Hatice Özdemir,Zehra Aydın,Tuncay Çakmak
30 Mars 2016•Mise à jour: 31 Mars 2016
AA - Ankara - Tuncay Çakmak
Le vice-Premier ministre turc, Yalcin Akdogan, a dénoncé la censure pratiquée par le réseau social Twitter qui a supprimé le hashtag #WeLoveErdogan.
Akdogan, qui était l’invité, mercredi, de la chaîne turque 24TV, a répondu aux questions liées à l’actualité en Turquie et dans le monde.
Akdogan a commencé par critiquer sévèrement la suppression par Twitter du dit hashtag qui avait reçu un franc succès ces derniers jours.
«C’est un comportement double, un double visage. Il est temps qu’ils [Twitter] mettent fin à cette fausse attitude démocratique. Quand des insultes sont partagées depuis de faux comptes, ils ne font rien, mais quand il s’agit de l’expression de l’amour et de la sympathie envers notre Président, ils interviennent. Il n’y a pas d’explication acceptable», s'est-il indigné
Pour le vice-Premier ministre, il s’agit clairement d'une censure pratiquée par le réseau social.
«Certains ne supportent pas que Recep Tayyip Erdogan soit un acteur majeur de la scène internationale», a-t-il affirmé.
«Quand des messages du type Erdogan assassin sont partagés, ils ne font rien, mais dans le cas présent, ils bloquent.
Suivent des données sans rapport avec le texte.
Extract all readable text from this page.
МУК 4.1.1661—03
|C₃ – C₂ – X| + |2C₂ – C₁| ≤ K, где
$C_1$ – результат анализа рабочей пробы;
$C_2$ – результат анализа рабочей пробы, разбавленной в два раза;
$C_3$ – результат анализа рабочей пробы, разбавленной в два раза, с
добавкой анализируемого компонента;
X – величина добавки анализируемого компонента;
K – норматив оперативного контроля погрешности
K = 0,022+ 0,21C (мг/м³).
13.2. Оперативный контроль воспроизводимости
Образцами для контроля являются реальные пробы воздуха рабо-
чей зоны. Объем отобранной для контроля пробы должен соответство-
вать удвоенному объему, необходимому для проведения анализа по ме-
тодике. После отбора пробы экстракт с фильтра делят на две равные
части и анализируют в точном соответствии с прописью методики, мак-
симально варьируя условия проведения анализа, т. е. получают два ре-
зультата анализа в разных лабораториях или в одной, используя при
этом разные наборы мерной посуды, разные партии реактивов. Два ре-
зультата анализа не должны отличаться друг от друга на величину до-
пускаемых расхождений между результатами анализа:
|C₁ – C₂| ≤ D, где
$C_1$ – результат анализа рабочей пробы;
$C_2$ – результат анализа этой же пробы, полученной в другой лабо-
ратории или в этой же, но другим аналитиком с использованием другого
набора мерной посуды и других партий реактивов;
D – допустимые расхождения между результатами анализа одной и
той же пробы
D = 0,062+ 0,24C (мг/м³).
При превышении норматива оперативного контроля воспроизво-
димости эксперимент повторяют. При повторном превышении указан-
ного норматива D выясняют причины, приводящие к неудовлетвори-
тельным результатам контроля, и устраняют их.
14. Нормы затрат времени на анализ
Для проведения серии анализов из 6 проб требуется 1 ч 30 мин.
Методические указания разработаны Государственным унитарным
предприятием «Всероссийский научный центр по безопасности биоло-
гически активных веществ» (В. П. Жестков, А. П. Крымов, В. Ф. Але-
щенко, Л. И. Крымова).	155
Pourquoi ne supportent-ils pas l’amour pour Erdogan ?», a-t-il lancé.
Une étiquette (hashtag) #WeLoveErdogan avait été lancée dès le départ du Président turc pour une visite officielle aux Etats-Unis.
Très vite elle a reçu un vif succès sur le réseau social arrivant au «trend topic» (liste des partages les plus nombreux).
L’étiquette était en première place des partages en Turquie, et 3ème au niveau mondial, avant d’être supprimé par Twitter, sans qu’aucune raison ne soit invoquée.
Le vice-Premier ministre est, par ailleurs, revenu sur la lutte contre le terrorisme et le manque de sincérité des pays européens à l'égard de cette question.
«Daech ou al Qaida peuvent-elles installer des tentes à Bruxelles, peuvent-elles y avoir des activités financières, associatives ou de publication», s’est-il interrogé, expliquant: «Pour les européens, tant qu’un groupe terroriste ne les vise pas, ils ne le voient pas comme un groupe terroriste [allusion faite au PKK et au DHKP-C, d’extrême gauche, ndlr].»
Akdogan a rappelé la nécessité pour la communauté internationale de combattre ensemble toute forme de terrorisme, précisant que la Turquie ne fait aucune distinction entre Daech, al Qaida, PKK, YPG ou DHKP-C.
Akdogan a dénoncé aussi le fait que Fehriye Erdal, accusée du meurtre de l’homme d’affaires turc Sabanci et membre de l’organisation terroriste DHKP-C, puisse se promener librement en toute impunité en Belgique.
«Quand ils [les autorités belges] sont touchés par une attaque terroriste, ils savent élever la voix. Il n’est pas acceptable qu’ils n’agissent pas contre les organisations terroristes reconnues comme telles, tant qu’elles ne les visent pas. S’il n’y a pas de réelle coopération et une vraie solidarité internationale, nous n’obtiendrons pas de résultats contre le terrorisme», a-t-il dit.
Akdogan a également critiqué l’ingérence des diplomates et politiques européens dans le procès des journalistes Can Dundar et erdem Gul, accusés en Turquie de trahison et d’espionnage.
«Quand on leur parle des activités du PKK, ils nous parlent d’Etat de droit et de justice. La Turquie aussi est un Etat de droit. Ils n’ont pas à intervenir dans la justice turque», a-t-il rappelé.
Yalcin Akdogan est ensuite revenu sur la lutte contre l’organisation étatique parallèle et la question de l’adoption d’une nouvelle constitution, rappelant la détermination du gouvernement quant à ces deux questions.